La publication en 2002 des résultats de l’étude Women’s Health
Initiative a mis un coup d’arrêt aux prescriptions de traitements
hormonaux substitutifs (THS) de la ménopause. Les effets
indésirables du THS (augmentation du risque de cancer du sein et du
risque thrombo-embolique) en faisaient oublier ses effets
positifs et motivaient mises en garde et revirements dans les
recommandations.
Une équipe danoise publie ces jours-ci les résultats d’une étude
qui était en cours depuis 10 ans au moment de la publication des
résultats de l’étude WHI. L’objectif était de vérifier les effets
cardiovasculaires à long terme du THS. Etude randomisée, elle
comparait deux groupes de patientes ménopausées. Les unes (n=502)
avaient reçu un THS dès l’installation de leur ménopause. Il
s’agissait d’un traitement triphasique constitué de 17β-estradiol
et de norethistérone ou de 2mg de 17β-estradiol seul
quotidiennement pour les patientes hystérectomisées. Le groupe
témoin comprenait 504 patientes elles aussi ménopausées, ne
recevant aucun traitement. L’essai a été interrompu au moment de la
publication de l’étude WHI, mais les patientes suivies encore
pendant 6 ans.
A 10 ans, le THS paraît associé à une réduction de moitié de la
mortalité cardiovasculaire, des insuffisances cardiaques et
infarctus du myocarde (Hazard Ratio pour le critère composite 0,48
; intervalle de confiance à 95 % : 0,26-0,87 ; P=0,015). Ce
bénéfice ne s’accompagne pas d’une augmentation du nombre de
cancers du sein (10 dans le groupe traité vs 17) ni des thromboses
veineuses profondes ou des accidents vasculaires cérébraux. Six ans
plus tard, le bénéfice cardiovasculaire se maintient, toujours sans
augmentation de l’incidence des cancers du sein.

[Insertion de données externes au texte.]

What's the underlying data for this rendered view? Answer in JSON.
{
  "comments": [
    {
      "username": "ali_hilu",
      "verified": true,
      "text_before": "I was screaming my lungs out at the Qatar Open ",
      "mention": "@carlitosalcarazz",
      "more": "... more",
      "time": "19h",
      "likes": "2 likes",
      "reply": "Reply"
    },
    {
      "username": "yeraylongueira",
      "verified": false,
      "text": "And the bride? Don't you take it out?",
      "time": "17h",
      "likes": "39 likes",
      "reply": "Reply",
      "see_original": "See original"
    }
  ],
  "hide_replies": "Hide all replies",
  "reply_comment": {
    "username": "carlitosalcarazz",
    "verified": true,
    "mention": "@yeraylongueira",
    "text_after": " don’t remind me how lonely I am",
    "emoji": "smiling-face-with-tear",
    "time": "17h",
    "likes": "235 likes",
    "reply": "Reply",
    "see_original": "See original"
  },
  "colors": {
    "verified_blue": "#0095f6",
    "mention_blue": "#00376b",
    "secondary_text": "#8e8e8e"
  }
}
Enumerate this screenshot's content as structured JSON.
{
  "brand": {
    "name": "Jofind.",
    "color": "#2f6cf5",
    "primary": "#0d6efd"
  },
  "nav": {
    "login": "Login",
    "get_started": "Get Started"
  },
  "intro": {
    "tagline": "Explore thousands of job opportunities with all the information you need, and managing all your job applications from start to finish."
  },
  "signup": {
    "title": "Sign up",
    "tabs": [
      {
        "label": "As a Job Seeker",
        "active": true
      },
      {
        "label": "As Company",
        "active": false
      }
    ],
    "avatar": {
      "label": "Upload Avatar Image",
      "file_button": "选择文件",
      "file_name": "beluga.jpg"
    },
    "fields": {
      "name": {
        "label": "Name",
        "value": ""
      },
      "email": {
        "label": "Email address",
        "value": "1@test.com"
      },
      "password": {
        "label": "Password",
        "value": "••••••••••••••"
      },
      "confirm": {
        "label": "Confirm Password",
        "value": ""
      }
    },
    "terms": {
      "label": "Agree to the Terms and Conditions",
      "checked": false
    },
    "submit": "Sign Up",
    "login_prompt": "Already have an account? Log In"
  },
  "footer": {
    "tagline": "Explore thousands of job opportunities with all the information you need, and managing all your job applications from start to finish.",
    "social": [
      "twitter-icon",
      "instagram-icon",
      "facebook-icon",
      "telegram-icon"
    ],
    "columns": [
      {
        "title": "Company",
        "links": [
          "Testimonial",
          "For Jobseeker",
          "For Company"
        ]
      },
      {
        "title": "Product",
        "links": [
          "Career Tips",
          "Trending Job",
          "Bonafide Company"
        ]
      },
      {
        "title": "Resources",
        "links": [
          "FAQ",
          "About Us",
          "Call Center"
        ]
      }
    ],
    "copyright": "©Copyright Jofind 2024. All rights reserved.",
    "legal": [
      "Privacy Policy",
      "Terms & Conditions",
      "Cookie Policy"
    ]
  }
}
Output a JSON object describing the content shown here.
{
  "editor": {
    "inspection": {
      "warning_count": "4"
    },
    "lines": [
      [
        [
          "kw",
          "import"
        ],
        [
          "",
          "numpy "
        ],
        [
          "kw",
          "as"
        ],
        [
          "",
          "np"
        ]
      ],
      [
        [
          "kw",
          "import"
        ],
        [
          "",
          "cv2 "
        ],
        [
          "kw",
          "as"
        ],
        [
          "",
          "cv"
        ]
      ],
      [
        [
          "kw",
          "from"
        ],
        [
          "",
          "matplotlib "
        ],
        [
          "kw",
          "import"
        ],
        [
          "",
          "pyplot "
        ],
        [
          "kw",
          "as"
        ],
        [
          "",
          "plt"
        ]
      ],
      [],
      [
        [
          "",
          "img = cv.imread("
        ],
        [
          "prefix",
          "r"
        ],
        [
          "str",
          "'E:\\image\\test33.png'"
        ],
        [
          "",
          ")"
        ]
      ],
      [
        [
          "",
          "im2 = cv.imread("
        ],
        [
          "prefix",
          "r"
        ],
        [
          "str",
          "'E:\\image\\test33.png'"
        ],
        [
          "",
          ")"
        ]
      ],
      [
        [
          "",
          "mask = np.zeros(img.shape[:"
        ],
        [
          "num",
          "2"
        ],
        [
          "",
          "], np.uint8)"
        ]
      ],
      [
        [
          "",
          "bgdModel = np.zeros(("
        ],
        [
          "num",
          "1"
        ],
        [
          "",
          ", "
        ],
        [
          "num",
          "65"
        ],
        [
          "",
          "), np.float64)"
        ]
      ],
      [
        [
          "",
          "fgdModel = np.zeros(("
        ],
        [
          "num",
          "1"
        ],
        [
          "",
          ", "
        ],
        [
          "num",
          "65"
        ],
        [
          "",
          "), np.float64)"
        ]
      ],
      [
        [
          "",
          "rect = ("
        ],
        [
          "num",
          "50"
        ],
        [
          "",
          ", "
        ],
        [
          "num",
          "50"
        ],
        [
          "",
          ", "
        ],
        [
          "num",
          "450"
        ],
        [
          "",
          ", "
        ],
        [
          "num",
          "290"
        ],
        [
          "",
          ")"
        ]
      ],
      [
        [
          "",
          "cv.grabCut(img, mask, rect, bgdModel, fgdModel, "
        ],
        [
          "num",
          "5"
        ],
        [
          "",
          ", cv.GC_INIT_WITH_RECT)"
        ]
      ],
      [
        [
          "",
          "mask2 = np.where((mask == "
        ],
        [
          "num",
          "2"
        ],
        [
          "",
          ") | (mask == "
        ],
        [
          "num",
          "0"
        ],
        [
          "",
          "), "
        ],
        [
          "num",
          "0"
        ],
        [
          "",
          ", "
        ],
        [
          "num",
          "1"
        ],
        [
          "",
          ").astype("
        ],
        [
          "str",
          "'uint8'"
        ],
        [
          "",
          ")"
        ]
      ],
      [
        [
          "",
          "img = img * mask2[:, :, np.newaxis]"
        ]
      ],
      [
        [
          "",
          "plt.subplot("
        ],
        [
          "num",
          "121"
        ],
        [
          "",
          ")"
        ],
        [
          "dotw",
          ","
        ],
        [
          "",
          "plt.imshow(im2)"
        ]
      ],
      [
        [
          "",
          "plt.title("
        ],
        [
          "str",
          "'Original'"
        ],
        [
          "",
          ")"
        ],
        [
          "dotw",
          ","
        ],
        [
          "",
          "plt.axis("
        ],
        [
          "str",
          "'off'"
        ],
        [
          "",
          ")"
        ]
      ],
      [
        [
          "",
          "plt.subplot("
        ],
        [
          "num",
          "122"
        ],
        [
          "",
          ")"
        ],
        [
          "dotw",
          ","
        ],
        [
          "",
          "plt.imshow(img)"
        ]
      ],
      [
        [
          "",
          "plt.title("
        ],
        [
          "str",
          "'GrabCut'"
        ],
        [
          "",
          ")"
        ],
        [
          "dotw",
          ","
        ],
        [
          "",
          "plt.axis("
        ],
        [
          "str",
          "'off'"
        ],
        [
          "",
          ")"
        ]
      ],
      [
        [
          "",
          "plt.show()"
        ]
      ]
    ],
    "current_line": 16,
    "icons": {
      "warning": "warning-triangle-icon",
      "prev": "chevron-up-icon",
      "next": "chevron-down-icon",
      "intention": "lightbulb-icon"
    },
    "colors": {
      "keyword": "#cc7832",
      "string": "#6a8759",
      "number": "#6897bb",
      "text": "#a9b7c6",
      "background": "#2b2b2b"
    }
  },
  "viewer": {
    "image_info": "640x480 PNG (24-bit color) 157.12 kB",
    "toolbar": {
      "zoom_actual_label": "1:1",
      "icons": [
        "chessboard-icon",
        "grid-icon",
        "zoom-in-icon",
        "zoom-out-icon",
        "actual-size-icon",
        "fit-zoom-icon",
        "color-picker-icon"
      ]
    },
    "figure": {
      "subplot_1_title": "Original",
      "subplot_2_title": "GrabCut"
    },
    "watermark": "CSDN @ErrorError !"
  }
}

Le type d’hormones utilisées, l’âge moyen des patientes au début
du traitement (50 vs 64 ans) et surtout le délai entre la ménopause
et le début du traitement (0,7 vs 10 ans) expliqueraient la
contradiction entre ces résultats et ceux de WHI concernant le lien
entre THS et cancer du sein. Les auteurs notent toutefois que le
très faible nombre de cancers du sein développés dans chaque groupe
pendant le suivi confère un certain degré d’incertitude aux
résultats et interdit donc un excès d’enthousiasme.